Thank you secret admirer!

Lexcen said...

Jim, whatever people may think of Pauline Hanson, she did bring to surface the feelings and thoughts of many Australians. As a political agenda, it was doomed to failure because Pauline was never a politician. She embodied the thoughts, and ideas of people who fear change (Asian immigration) and who are fed up with the failure of Aboriginals to integrate into mainstream society. The fact that she wasn't an intellectual, that she was inarticulate and naive, endeared her to those who saw themselves in Pauline. It's ironic that John Howard took up Pauline's causes while ridiculing her (he didn't want to share the political platform with somebody outside of his party and his control). We can dismiss her as a fool and inept politician but you cannot dismiss the undercurrent of fear and distaste of foreign cultures that permeates Australian society - the Cronulla riots is one example. Personally, I feel that multiculturalism has ran its course and there is a need for a different approach. Not all cultures are equal and not all cultures are good. There are traditions and customs that are best left behind instead of being brought to Australia. You would remember the Ustashi for example. There are numerous examples of immigrants who have psychological and cultural baggage that serves no purpose other than to divide the Australian community. We wouldn't want Shia and Sunni muslims battling each other in the streets would we? We wouldn't want Serbs and Croats fighting it out in Australia. We wouldn't want Hutu and Tutsi tribes importing their prejudices and hate. We don't approve or condone torching of Indian brides who fail to provide adequate dowries. We don't approve or condone of female genital mutilation. We don't approve or condone honor killings. Should I go on?
BTW, have a great holiday.

Jim Belshaw said...

Thnaks, Lexcen. I am enjoying my break, although I had to tell David that there was no prosecco.

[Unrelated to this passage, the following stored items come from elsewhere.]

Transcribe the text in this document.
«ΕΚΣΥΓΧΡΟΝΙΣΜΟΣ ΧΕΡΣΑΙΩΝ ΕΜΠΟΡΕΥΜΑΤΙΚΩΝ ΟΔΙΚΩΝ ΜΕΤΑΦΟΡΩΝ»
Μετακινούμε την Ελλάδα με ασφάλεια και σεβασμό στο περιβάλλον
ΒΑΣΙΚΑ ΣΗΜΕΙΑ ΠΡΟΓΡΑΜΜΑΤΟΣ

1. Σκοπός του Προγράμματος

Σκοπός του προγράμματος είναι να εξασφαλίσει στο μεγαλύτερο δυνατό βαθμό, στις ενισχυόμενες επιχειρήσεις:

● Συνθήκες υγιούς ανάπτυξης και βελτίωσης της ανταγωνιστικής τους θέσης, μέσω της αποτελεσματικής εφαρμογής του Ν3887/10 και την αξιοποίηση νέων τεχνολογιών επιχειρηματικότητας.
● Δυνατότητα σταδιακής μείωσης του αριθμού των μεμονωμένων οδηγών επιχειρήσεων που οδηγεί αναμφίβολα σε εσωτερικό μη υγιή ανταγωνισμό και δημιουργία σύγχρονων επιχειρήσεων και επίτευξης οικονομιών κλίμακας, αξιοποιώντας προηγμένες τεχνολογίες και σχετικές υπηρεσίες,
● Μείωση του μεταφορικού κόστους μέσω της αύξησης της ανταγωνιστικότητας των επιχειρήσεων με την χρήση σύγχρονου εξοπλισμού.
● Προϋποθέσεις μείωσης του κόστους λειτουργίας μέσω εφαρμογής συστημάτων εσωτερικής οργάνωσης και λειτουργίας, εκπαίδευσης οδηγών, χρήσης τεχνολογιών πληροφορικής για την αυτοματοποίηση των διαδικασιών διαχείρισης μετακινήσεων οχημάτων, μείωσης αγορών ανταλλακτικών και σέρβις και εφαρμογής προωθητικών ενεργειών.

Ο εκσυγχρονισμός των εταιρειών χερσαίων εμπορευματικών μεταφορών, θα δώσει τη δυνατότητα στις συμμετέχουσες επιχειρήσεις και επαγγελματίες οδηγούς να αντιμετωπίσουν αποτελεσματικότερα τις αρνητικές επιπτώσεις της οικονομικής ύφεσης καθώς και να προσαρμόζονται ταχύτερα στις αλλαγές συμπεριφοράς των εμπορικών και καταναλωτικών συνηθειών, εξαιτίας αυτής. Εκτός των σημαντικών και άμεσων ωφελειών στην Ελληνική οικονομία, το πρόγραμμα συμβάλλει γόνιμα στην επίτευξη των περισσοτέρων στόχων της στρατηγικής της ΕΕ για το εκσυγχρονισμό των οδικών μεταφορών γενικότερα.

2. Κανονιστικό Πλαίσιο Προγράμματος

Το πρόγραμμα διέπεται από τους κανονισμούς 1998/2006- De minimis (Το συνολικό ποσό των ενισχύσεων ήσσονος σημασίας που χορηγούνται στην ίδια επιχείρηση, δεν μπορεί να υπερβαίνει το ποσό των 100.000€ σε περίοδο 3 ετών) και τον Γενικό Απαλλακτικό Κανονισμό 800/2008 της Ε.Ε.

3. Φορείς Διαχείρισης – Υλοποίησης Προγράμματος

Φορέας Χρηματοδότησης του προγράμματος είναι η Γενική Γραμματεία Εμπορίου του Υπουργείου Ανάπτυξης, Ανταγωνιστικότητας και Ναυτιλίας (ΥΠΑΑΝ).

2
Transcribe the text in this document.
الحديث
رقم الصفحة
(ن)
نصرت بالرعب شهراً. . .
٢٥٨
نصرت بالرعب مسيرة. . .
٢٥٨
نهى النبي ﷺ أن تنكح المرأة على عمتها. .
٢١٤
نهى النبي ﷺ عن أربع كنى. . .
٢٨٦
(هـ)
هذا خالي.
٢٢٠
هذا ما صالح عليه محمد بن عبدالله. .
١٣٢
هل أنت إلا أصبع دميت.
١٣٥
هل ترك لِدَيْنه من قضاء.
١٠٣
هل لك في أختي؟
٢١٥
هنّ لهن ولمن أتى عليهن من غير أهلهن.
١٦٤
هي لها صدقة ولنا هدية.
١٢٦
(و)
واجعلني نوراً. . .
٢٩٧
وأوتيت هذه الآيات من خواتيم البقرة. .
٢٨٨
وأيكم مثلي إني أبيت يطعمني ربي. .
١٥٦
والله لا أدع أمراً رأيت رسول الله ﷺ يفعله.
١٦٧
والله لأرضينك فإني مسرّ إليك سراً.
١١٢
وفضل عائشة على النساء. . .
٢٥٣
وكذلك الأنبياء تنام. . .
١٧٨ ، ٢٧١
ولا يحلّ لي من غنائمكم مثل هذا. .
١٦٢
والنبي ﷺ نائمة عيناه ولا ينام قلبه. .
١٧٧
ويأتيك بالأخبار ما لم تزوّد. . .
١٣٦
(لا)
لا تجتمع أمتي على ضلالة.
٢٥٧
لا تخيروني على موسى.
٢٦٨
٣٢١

You wrote: "whatever people may think of Pauline Hanson, she did bring to surface the feelings and thoughts of many Australians" and "It's ironic that John Howard took up Pauline's causes while ridiculing her (he didn't want to share the political platform with somebody outside of his party and his control.

I think that this links to one of my key point, that Pauline Hanson did provide a circuit breaker for concerns about direction that had been supressed, forcing the mainstream parties to take some of them up.

Beyond this point I want to think about your comments before responding further, for I think that you are both right and not right at the same time!